Zgadzam się z Panią w zupełności – nasze placówki potrzebują kompleksowych remontów. Staramy się pozyskiwać środki i takie remonty realizować. W przedszkolu nr 7 popsuł się właśnie piec, który jest… z lat osiemdziesiątych. Skala potrzeb jest ogromna, a zaległości wieloletnie. Od dwóch lat “walczymy” na każdym froncie i zmiany widać, tylko że – nie da się wszystkiego zrobić w jednym roku. Natomiast ten remont – podjazdu musi być wykonany, a następnie trzeba iść dalej z remontami tej placówki. Wiem, że macie Państwo poczucie, że wszędzie się dzieje – a tu nie – nie wiem dlaczego jest taki problem z wyłonieniem wykonawcy dla akurat tego przedszkola, ale mam nadzieję, że w końcu trafimy dobrą i rzetelną firmę, która pozwoli nam ruszyć z miejsca. Jeśli natomiast chodzi o finansowanie – to gdyby placówki miały się utrzymywać z pieniędzy wpływających do placówki – to… niemal wszystkie trzeba by zamknąć. Subwencje są niewystarczające, miasto dopłaca do tego “ogólnego” worka wielomilionowe kwoty każdego roku. Jedną z niewielu placówek, które “zarabiają” była szkoła zawodowa i ten swój “zysk” w całości przeznaczała na inne placówki. Tylko tak ten system w ogóle się bilansuje. Proszę mi wierzyć, że to nie jest nasz wymysł, ten system działał tak za poprzedniej kadencji i podobnie działa w innych miastach. Staramy się natomiast z niego “wycisnąć” jak najwięcej, żeby wszystkie dzieciaki miały jak najlepsze warunki.

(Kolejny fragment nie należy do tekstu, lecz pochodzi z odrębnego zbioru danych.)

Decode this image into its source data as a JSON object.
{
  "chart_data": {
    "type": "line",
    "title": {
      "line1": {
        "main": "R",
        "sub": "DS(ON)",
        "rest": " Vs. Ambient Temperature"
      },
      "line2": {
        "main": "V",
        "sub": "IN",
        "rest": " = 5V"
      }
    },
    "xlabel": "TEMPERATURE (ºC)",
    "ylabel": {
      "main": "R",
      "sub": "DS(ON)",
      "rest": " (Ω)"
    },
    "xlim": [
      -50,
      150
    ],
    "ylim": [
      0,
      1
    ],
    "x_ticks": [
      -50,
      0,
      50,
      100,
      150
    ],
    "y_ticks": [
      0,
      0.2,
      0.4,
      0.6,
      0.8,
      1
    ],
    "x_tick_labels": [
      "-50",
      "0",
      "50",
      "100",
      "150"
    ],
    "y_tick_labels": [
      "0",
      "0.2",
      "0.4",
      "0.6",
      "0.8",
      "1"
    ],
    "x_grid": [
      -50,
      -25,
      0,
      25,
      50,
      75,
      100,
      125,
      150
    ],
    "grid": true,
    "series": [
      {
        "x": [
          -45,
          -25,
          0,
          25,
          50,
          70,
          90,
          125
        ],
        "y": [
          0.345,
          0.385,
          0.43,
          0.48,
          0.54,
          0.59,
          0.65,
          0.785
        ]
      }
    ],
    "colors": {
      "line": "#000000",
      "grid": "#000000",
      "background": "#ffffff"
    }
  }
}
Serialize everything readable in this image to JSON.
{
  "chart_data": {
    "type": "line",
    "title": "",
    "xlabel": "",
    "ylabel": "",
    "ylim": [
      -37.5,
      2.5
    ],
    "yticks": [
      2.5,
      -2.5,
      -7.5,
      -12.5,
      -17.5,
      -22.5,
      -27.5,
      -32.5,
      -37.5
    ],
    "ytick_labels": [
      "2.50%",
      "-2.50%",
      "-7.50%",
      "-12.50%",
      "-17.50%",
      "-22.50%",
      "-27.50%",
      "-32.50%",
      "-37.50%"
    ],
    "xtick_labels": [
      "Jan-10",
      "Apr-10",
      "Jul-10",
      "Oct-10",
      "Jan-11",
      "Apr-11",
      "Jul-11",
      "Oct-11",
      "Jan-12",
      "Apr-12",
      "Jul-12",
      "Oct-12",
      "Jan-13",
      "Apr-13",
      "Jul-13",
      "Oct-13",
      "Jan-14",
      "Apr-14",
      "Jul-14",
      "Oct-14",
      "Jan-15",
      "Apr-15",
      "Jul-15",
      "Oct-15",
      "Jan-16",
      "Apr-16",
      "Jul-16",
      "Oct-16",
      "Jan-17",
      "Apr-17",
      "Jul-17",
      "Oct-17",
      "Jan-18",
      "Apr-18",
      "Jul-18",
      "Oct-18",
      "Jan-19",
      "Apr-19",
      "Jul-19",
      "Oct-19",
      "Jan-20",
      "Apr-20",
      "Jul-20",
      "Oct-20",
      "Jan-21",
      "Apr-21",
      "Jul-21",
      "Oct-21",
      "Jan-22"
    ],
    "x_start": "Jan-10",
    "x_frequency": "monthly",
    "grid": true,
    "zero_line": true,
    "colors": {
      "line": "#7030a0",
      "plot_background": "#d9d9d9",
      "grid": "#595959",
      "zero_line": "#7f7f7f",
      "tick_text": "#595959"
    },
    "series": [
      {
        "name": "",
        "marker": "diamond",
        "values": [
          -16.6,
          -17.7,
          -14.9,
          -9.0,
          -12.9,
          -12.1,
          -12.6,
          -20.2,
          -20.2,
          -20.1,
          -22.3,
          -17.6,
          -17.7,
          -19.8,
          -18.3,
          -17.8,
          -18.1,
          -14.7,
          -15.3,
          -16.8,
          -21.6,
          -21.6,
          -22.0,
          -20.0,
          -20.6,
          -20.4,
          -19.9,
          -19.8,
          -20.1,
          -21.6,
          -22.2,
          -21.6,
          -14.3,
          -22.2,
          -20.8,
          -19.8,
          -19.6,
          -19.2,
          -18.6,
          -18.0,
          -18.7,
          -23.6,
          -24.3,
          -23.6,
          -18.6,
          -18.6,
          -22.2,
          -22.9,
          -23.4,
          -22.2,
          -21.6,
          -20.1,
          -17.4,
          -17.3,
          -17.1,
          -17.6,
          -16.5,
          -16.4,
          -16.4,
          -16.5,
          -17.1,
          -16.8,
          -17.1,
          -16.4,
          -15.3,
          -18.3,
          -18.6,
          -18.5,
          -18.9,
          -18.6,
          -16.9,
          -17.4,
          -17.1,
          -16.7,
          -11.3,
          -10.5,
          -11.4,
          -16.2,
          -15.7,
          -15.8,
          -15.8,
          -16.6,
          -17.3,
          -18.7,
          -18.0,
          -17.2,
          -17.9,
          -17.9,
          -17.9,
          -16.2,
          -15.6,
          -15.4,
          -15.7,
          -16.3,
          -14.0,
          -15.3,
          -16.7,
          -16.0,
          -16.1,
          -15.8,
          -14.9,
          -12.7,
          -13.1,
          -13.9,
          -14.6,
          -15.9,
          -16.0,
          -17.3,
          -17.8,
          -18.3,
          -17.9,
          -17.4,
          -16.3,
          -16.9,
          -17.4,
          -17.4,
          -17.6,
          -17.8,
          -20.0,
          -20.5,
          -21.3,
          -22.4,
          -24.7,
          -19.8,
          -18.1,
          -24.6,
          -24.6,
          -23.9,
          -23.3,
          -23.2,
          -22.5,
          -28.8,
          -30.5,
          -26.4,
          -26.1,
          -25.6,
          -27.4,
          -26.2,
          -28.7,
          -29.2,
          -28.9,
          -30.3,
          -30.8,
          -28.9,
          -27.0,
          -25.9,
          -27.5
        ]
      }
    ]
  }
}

Propozycja dla frustratów. Za rok wybory. Szykować się, startować i pokazać nam wszystkim jak to się robi. W internecie każdy mądry, do narzekania każdy pierwszy, do roboty gorzej.
Panie Prezydencie!nie bylo zadnego wadium prawda???!!!! Nie dziwie sie zatem ze fatum wisi nad naszym przedszkolem jak kazdy moze bez zadnych konsekwencji przystapic do przetargu a potem nie pidpisac umowy bez najmniejszych konsekwencji. Nic dziwnego ze napisal pan ze wadium to marna pociecha.
Im wyższe wadium tym mniej chętnych w przetargu. Fajne narzędzie jak jest za dużo firm i można wyeliminować najsłabszych,a le teraz chyba szukamy wykonawcy na gwałt? Dla mnie najważniejsze, żeby wreszcie był remont.